On Monday, DEC Commissioner Basil Seggos and New York State Energy and Research Development Authority President and CEO Doreen Harris told Capital Tonight they were backing a bill sponsored by the Legislature’s Energy Committee chairs to, in effect, weaken the state’s climate laws. The purpose? To prevent New Yorkers from paying “potentially extraordinary costs."
While environmentalists were outraged, members of the Climate Action Council, including Raya Salter, executive director of the Energy Justice Law & Policy Center, felt like the rug was pulled out from under them.
“To make this kind of change so late in the game would have effectively ripped up the plan that we just approved a mere three months ago,” Salter said.
The state’s final climate plan is based on measuring methane over a 20-year period.

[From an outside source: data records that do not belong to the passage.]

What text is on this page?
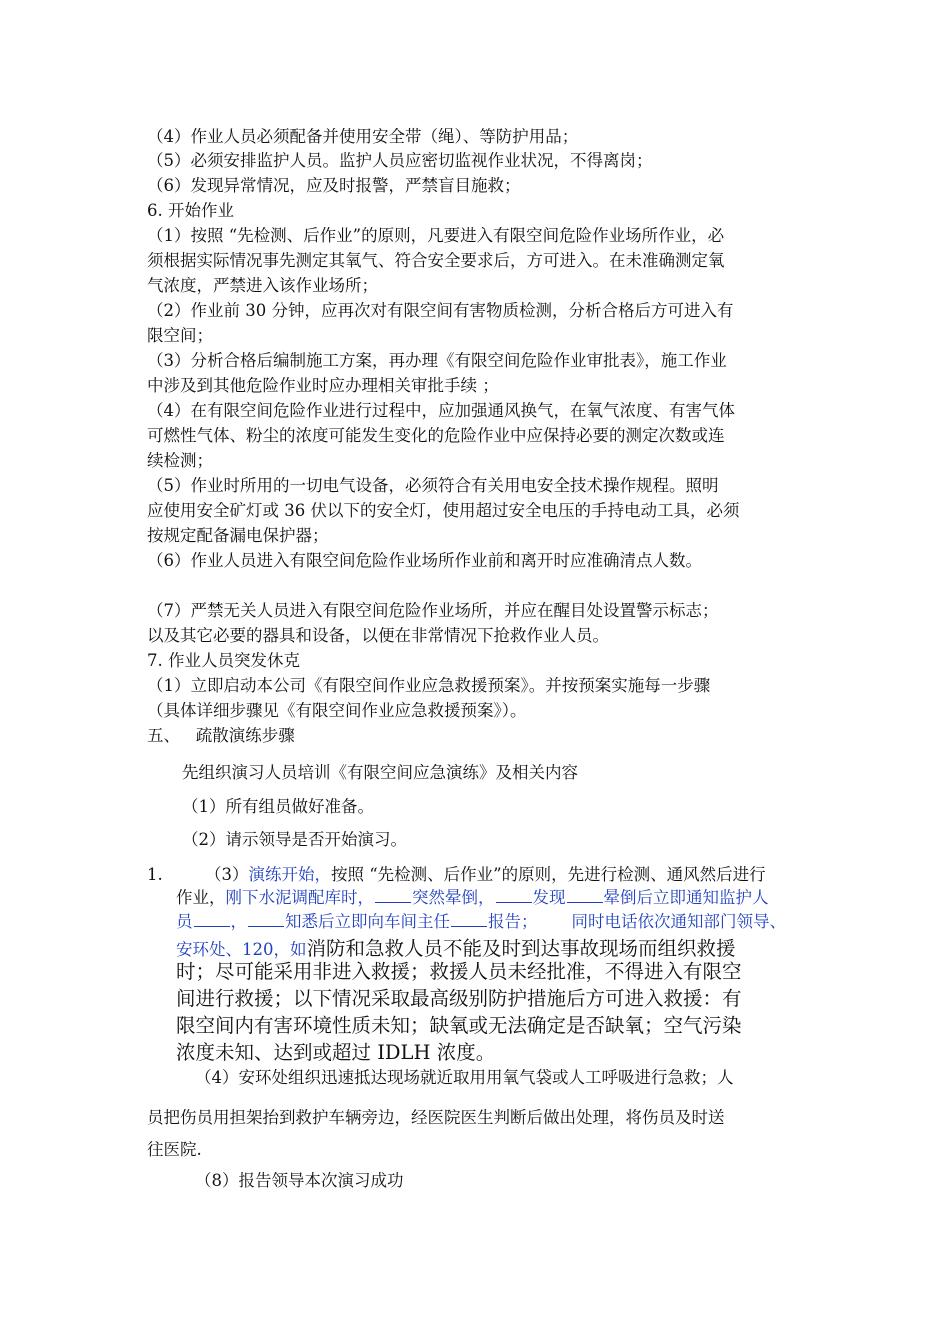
（4）作业人员必须配备并使用安全带（绳）、等防护用品；
（5）必须安排监护人员。监护人员应密切监视作业状况，不得离岗；
（6）发现异常情况，应及时报警，严禁盲目施救；
6. 开始作业
（1）按照 “先检测、后作业”的原则，凡要进入有限空间危险作业场所作业，必
须根据实际情况事先测定其氧气、符合安全要求后，方可进入。在未准确测定氧
气浓度，严禁进入该作业场所；
（2）作业前 30 分钟，应再次对有限空间有害物质检测，分析合格后方可进入有
限空间；
（3）分析合格后编制施工方案，再办理《有限空间危险作业审批表》，施工作业
中涉及到其他危险作业时应办理相关审批手续 ；
（4）在有限空间危险作业进行过程中，应加强通风换气，在氧气浓度、有害气体
可燃性气体、粉尘的浓度可能发生变化的危险作业中应保持必要的测定次数或连
续检测；
（5）作业时所用的一切电气设备，必须符合有关用电安全技术操作规程。照明
应使用安全矿灯或 36 伏以下的安全灯，使用超过安全电压的手持电动工具，必须
按规定配备漏电保护器；
（6）作业人员进入有限空间危险作业场所作业前和离开时应准确清点人数。
（7）严禁无关人员进入有限空间危险作业场所，并应在醒目处设置警示标志；
以及其它必要的器具和设备，以便在非常情况下抢救作业人员。
7. 作业人员突发休克
（1）立即启动本公司《有限空间作业应急救援预案》。并按预案实施每一步骤
（具体详细步骤见《有限空间作业应急救援预案》）。
五、   疏散演练步骤
先组织演习人员培训《有限空间应急演练》及相关内容
（1）所有组员做好准备。
（2）请示领导是否开始演习。
1.	（3）演练开始，按照 “先检测、后作业”的原则，先进行检测、通风然后进行
作业，刚下水泥调配库时， 突然晕倒， 发现 晕倒后立即通知监护人
员 ， 知悉后立即向车间主任 报告； 同时电话依次通知部门领导、
安环处、120，如消防和急救人员不能及时到达事故现场而组织救援
时；尽可能采用非进入救援；救援人员未经批准，不得进入有限空
间进行救援；以下情况采取最高级别防护措施后方可进入救援：有
限空间内有害环境性质未知；缺氧或无法确定是否缺氧；空气污染
浓度未知、达到或超过 IDLH 浓度。
（4）安环处组织迅速抵达现场就近取用用氧气袋或人工呼吸进行急救；人
员把伤员用担架抬到救护车辆旁边，经医院医生判断后做出处理，将伤员及时送
往医院.
（8）报告领导本次演习成功
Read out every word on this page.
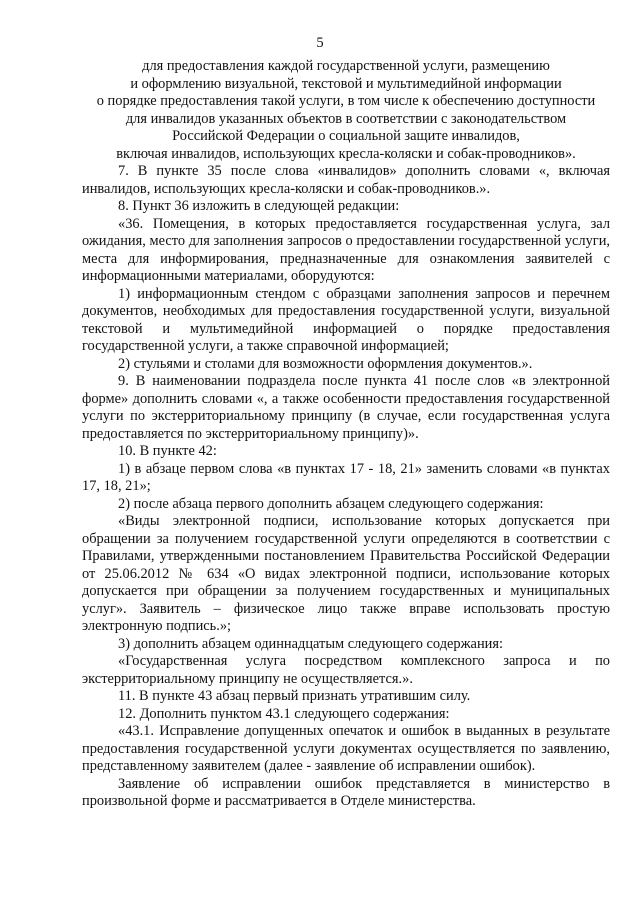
5
для предоставления каждой государственной услуги, размещению
и оформлению визуальной, текстовой и мультимедийной информации
о порядке предоставления такой услуги, в том числе к обеспечению доступности
для инвалидов указанных объектов в соответствии с законодательством
Российской Федерации о социальной защите инвалидов,
включая инвалидов, использующих кресла-коляски и собак-проводников».

7. В пункте 35 после слова «инвалидов» дополнить словами «, включая инвалидов, использующих кресла-коляски и собак-проводников.».

8. Пункт 36 изложить в следующей редакции:

«36. Помещения, в которых предоставляется государственная услуга, зал ожидания, место для заполнения запросов о предоставлении государственной услуги, места для информирования, предназначенные для ознакомления заявителей с информационными материалами, оборудуются:

1) информационным стендом с образцами заполнения запросов и перечнем документов, необходимых для предоставления государственной услуги, визуальной текстовой и мультимедийной информацией о порядке предоставления государственной услуги, а также справочной информацией;

2) стульями и столами для возможности оформления документов.».

9. В наименовании подраздела после пункта 41 после слов «в электронной форме» дополнить словами «, а также особенности предоставления государственной услуги по экстерриториальному принципу (в случае, если государственная услуга предоставляется по экстерриториальному принципу)».

10. В пункте 42:

1) в абзаце первом слова «в пунктах 17 - 18, 21» заменить словами «в пунктах 17, 18, 21»;

2) после абзаца первого дополнить абзацем следующего содержания:

«Виды электронной подписи, использование которых допускается при обращении за получением государственной услуги определяются в соответствии с Правилами, утвержденными постановлением Правительства Российской Федерации от 25.06.2012 № 634 «О видах электронной подписи, использование которых допускается при обращении за получением государственных и муниципальных услуг». Заявитель – физическое лицо также вправе использовать простую электронную подпись.»;

3) дополнить абзацем одиннадцатым следующего содержания:

«Государственная услуга посредством комплексного запроса и по экстерриториальному принципу не осуществляется.».

11. В пункте 43 абзац первый признать утратившим силу.

12. Дополнить пунктом 43.1 следующего содержания:

«43.1. Исправление допущенных опечаток и ошибок в выданных в результате предоставления государственной услуги документах осуществляется по заявлению, представленному заявителем (далее - заявление об исправлении ошибок).

Заявление об исправлении ошибок представляется в министерство в произвольной форме и рассматривается в Отделе министерства.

The legislation backed by Gov. Hochul and introduced by state Sen. Kevin Parker and Assemblymember Didi Barrett (S.6030/A.6039) would instead allow for methane to be measured over a 100-year period.

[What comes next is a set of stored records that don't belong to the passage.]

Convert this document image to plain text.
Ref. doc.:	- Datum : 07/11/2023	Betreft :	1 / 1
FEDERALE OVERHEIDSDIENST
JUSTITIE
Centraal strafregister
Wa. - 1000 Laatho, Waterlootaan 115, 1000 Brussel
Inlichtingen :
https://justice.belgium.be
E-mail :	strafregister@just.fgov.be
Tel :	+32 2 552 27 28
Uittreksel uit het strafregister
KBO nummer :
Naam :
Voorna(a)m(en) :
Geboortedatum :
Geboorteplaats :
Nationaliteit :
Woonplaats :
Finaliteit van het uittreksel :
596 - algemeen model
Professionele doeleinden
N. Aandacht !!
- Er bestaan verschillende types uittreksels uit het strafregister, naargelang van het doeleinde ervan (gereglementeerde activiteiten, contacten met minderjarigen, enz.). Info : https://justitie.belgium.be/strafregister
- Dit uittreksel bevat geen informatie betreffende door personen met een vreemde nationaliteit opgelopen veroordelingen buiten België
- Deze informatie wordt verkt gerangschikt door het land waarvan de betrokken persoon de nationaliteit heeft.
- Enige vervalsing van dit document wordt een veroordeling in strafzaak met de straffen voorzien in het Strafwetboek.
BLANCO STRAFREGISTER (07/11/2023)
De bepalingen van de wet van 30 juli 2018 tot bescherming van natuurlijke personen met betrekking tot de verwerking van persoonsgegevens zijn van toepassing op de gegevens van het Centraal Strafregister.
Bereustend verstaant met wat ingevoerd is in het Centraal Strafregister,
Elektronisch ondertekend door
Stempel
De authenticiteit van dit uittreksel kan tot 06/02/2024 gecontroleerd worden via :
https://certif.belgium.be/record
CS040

The fossil fuel industry is supportive of this change.
Here’s why this change is a big deal: Methane is a potent greenhouse gas; in some ways worse for the environment than carbon dioxide, but it dissipates faster. Measuring methane over 100 years rather than 20 years would make it appear that methane isn’t as problematic in the short-term as it is.
But New Yorkers, and not just the fossil fuel industry, are worried about the out-of-pocket costs of the climate transition.
“This belated recognition of the Climate Act’s consumer costs reflects the state’s failure from the beginning to seriously address how the law might affect New Yorkers’ wallets,” wrote James E. Hanley, an energy and environmental policy fellow at the Empire Center for Public Policy.
“This is also a very hedged argument,” Salter told Capital Tonight. “The Climate Action Council process did take a deep dive into what it would cost to implement the plan. We took an approach of, here’s what it will cost if we look at all the things that need to be done. Here are the benefits that we can accrue. And then, what are the strategies…that we can use to pay for these measures.”
One of the measures was Cap & Invest, which the governor chose to include her executive budget.
According to someone close to the Climate Action Council, Hochul’s push to change the plan’s methane accounting will return as soon as the budget is passed.
Environmental and climate action groups appear to be prepared for this post-budget fight.
“Our coalition will continue to defend against changes to our state’s Climate Act, including changes to the definition of renewable energy as is being pushed by fossil fuel interests in Albany,” NY Renews said in a statement. “We will continue fighting to ensure that any ‘cap and invest’ proposal includes environmental justice safeguards."